3. Main Experimental Steps

  • Functional Topology Gradient Analysis: By reducing the dimensionality of high-dimensional functional connectivity matrices, a series of low-dimensional features were obtained, particularly the first gradient, representing the hierarchical transition from sensory/motor systems to transmodal association systems.
  • Effective Connectivity Analysis: The RDCM method was employed to estimate whole-brain effective connectivity matrices, quantitatively analyzing the differences in signal flow across the whole brain between TLE patients and healthy controls.
  • Structure-Function Relationship Analysis: The relationship between structural MRI and DWI data was studied to explore whether changes in white matter microstructure mediate changes in functional connectivity.

Research Results

1. Functional Topology Gradient Changes

The study found significant contraction in the primary functional gradient across the entire cerebral cortex in TLE patients, particularly notable in bilateral temporal lobes and ventromedial prefrontal cortex. The reduction in segregation of these regions suggests that TLE may impair the differentiation functions between different brain systems.

2. Effective Connectivity Changes

Using the RDCM method, the study revealed significant abnormalities in signal flow within multiple brain functional systems in TLE patients, primarily involving bilateral temporal and frontoparietal cortices.

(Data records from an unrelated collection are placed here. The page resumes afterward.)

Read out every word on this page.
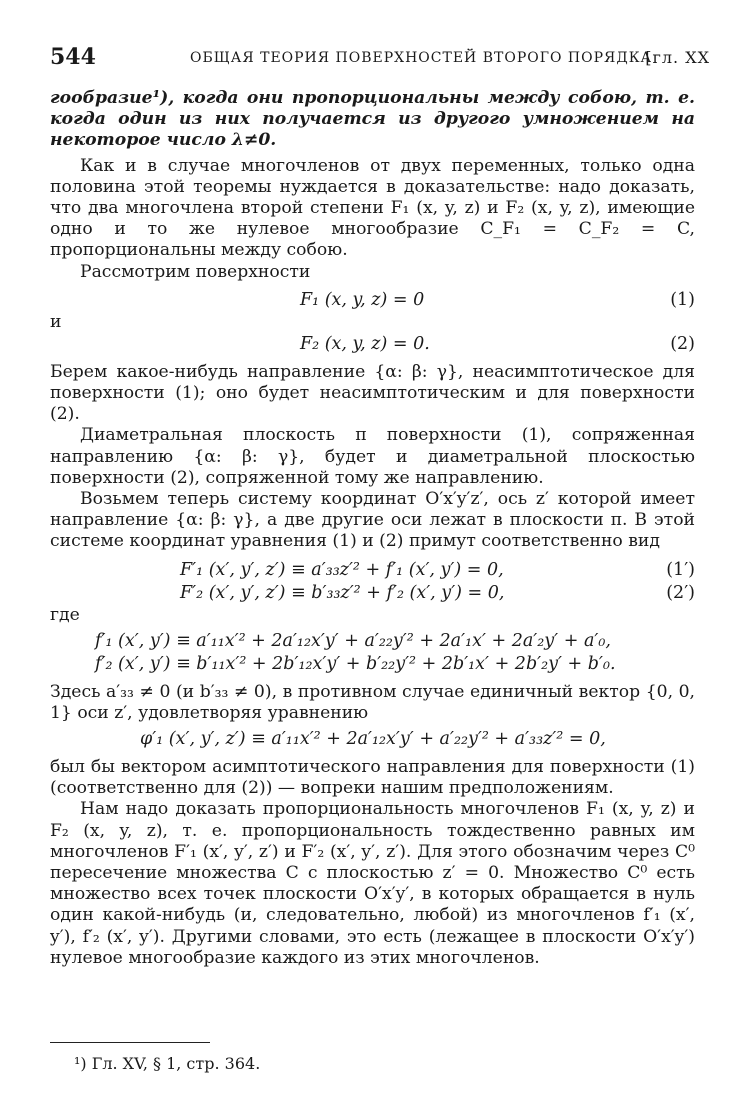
544	ОБЩАЯ ТЕОРИЯ ПОВЕРХНОСТЕЙ ВТОРОГО ПОРЯДКА
[гл. XX

гообразие¹), когда они пропорциональны между собою, т. е. когда один из них получается из другого умножением на некоторое число λ≠0.

Как и в случае многочленов от двух переменных, только одна половина этой теоремы нуждается в доказательстве: надо доказать, что два многочлена второй степени F₁ (x, y, z) и F₂ (x, y, z), имеющие одно и то же нулевое многообразие C_F₁ = C_F₂ = C, пропорциональны между собою.

Рассмотрим поверхности

F₁ (x, y, z) = 0	(1)

и

F₂ (x, y, z) = 0.	(2)

Берем какое-нибудь направление {α: β: γ}, неасимптотическое для поверхности (1); оно будет неасимптотическим и для поверхности (2).

Диаметральная плоскость π поверхности (1), сопряженная направлению {α: β: γ}, будет и диаметральной плоскостью поверхности (2), сопряженной тому же направлению.

Возьмем теперь систему координат O′x′y′z′, ось z′ которой имеет направление {α: β: γ}, а две другие оси лежат в плоскости π. В этой системе координат уравнения (1) и (2) примут соответственно вид

F′₁ (x′, y′, z′) ≡ a′₃₃z′² + f′₁ (x′, y′) = 0,	(1′)
F′₂ (x′, y′, z′) ≡ b′₃₃z′² + f′₂ (x′, y′) = 0,	(2′)

где

f′₁ (x′, y′) ≡ a′₁₁x′² + 2a′₁₂x′y′ + a′₂₂y′² + 2a′₁x′ + 2a′₂y′ + a′₀,
f′₂ (x′, y′) ≡ b′₁₁x′² + 2b′₁₂x′y′ + b′₂₂y′² + 2b′₁x′ + 2b′₂y′ + b′₀.

Здесь a′₃₃ ≠ 0 (и b′₃₃ ≠ 0), в противном случае единичный вектор {0, 0, 1} оси z′, удовлетворяя уравнению

φ′₁ (x′, y′, z′) ≡ a′₁₁x′² + 2a′₁₂x′y′ + a′₂₂y′² + a′₃₃z′² = 0,

был бы вектором асимптотического направления для поверхности (1) (соответственно для (2)) — вопреки нашим предположениям.

Нам надо доказать пропорциональность многочленов F₁ (x, y, z) и F₂ (x, y, z), т. е. пропорциональность тождественно равных им многочленов F′₁ (x′, y′, z′) и F′₂ (x′, y′, z′). Для этого обозначим через C⁰ пересечение множества C с плоскостью z′ = 0. Множество C⁰ есть множество всех точек плоскости O′x′y′, в которых обращается в нуль один какой-нибудь (и, следовательно, любой) из многочленов f′₁ (x′, y′), f′₂ (x′, y′). Другими словами, это есть (лежащее в плоскости O′x′y′) нулевое многообразие каждого из этих многочленов.

¹) Гл. XV, § 1, стр. 364.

Compared to healthy controls, both directions of signal flow were significantly reduced in TLE patients, indicating significant changes in the hierarchical organization of brain networks.

3. Structure-Function Correlation

Further analysis showed that changes in the superficial white matter (SWM) microstructure partly mediated changes in the functional topology gradient in TLE patients, consistent with previous studies on widespread white matter alterations caused by TLE. However, changes in the functional topology gradient were not significantly correlated with cortical atrophy.

4. Cognitive Function Correlation

Behavioral analysis indicated that functional indicators were significantly correlated with individual overall memory capability, suggesting a close relationship between abnormalities in functional gradients and signal flow and memory dysfunction. These results highlight the contribution of large-scale functional reorganization to common memory impairments in TLE patients.

Conclusions and Significance

This study utilized topological gradient mapping techniques and effective connectivity analysis with generative models to reveal large-scale brain functional network reorganization in TLE patients at rest. The study shows that TLE affects not only the medial temporal lobe but also triggers chain reactions in the functional networks of widespread cortical areas. These findings provide new perspectives for understanding cognitive dysfunctions associated with TLE, bearing significant scientific and potential clinical value.

Main Highlights

  • Discovery of Significant Contraction in Whole-Brain Functional Topology Gradients: Especially in bilateral temporal lobes and ventromedial prefrontal cortex, revealing disruptions in large-scale neural network functional differentiation due to TLE.
  • Effective Connectivity Analysis Revealed Signal Flow Abnormalities: Reduced signal flow in multiple brain functional systems in TLE patients indicates significant changes in the hierarchical organization of brain networks.
  • Tight Structure-Function Correlation: Changes in superficial white matter microstructure partly mediate the changes in functional topology gradients.
  • Cognitive Function Correlation Analysis: Emphasizes the impact of large-scale functional network reorganization on memory impairment in TLE patients.

These research findings enrich our understanding of TLE pathophysiological mechanisms and provide new directions for developing more effective diagnostic and therapeutic methods in the future.